12 Moons Solo Saxophone Project Day 50
Instrument: Tenor saxophone
Location: Cheif Sealth High School Performance Hall
This morning I read an article in National Geographic about a variant gene called DRD4-7R, which scientists believe may lend the traits of restlessness and curiosity to nearly 20% of all humans. The article goes on to tie the human need for exploration with the equally important human trait of tool use. When I went into the performance hall at Chief Sealth today, a snare drum was sitting on the stage and I decided to make use of this unique tool.
During this improvisation I took a great deal of care to eliminate any breathiness in my sound.
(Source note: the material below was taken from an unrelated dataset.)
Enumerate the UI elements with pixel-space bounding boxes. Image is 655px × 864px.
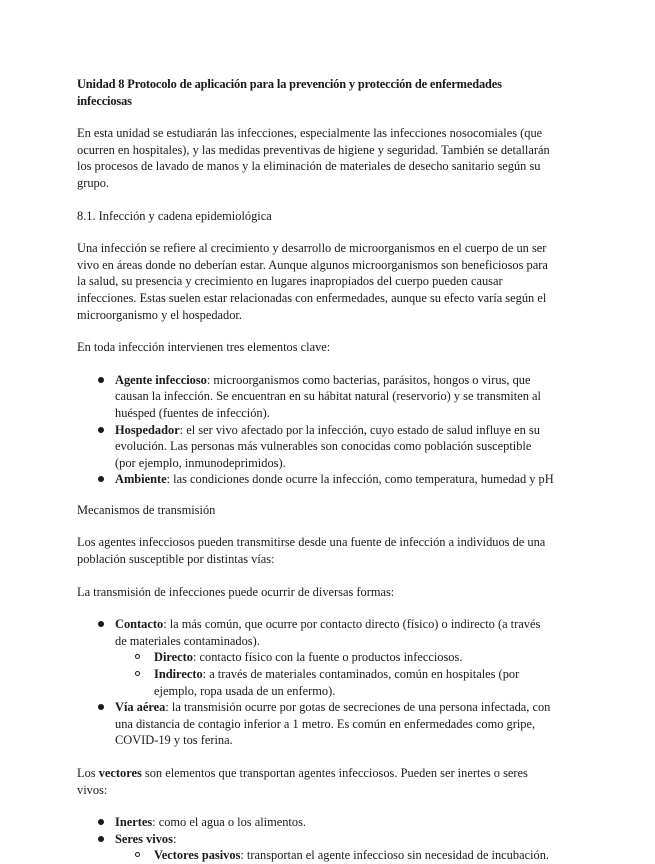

I selected a reed that allowed me to get as pure a tone as possible. I positioned the mic to capture my horn and the snare at an equal distance. The overtones and sheer bulkiness of the tenor sound easily make the snare hiss, but I tried to work with textures that dug a little deeper than this. I was intrigued by the subtle buzzing sounds that resonated in the drum, as well as the slight differences in the sound waves when I would open or depress new keys.
I centered this piece around a Concert C, which I found to resonate in the snare in a very unique way compared to the other pitches on my horn. This note seemed to be more muted and stuffy than any other pitch I played into it. I also introduced a Concert Db in the upper register about a quarter the way into the improvisation. I later went on to add a multiphonic that also spoke a Concert Db at its highest point, and I began to explore further pitches in a more melodic fashion.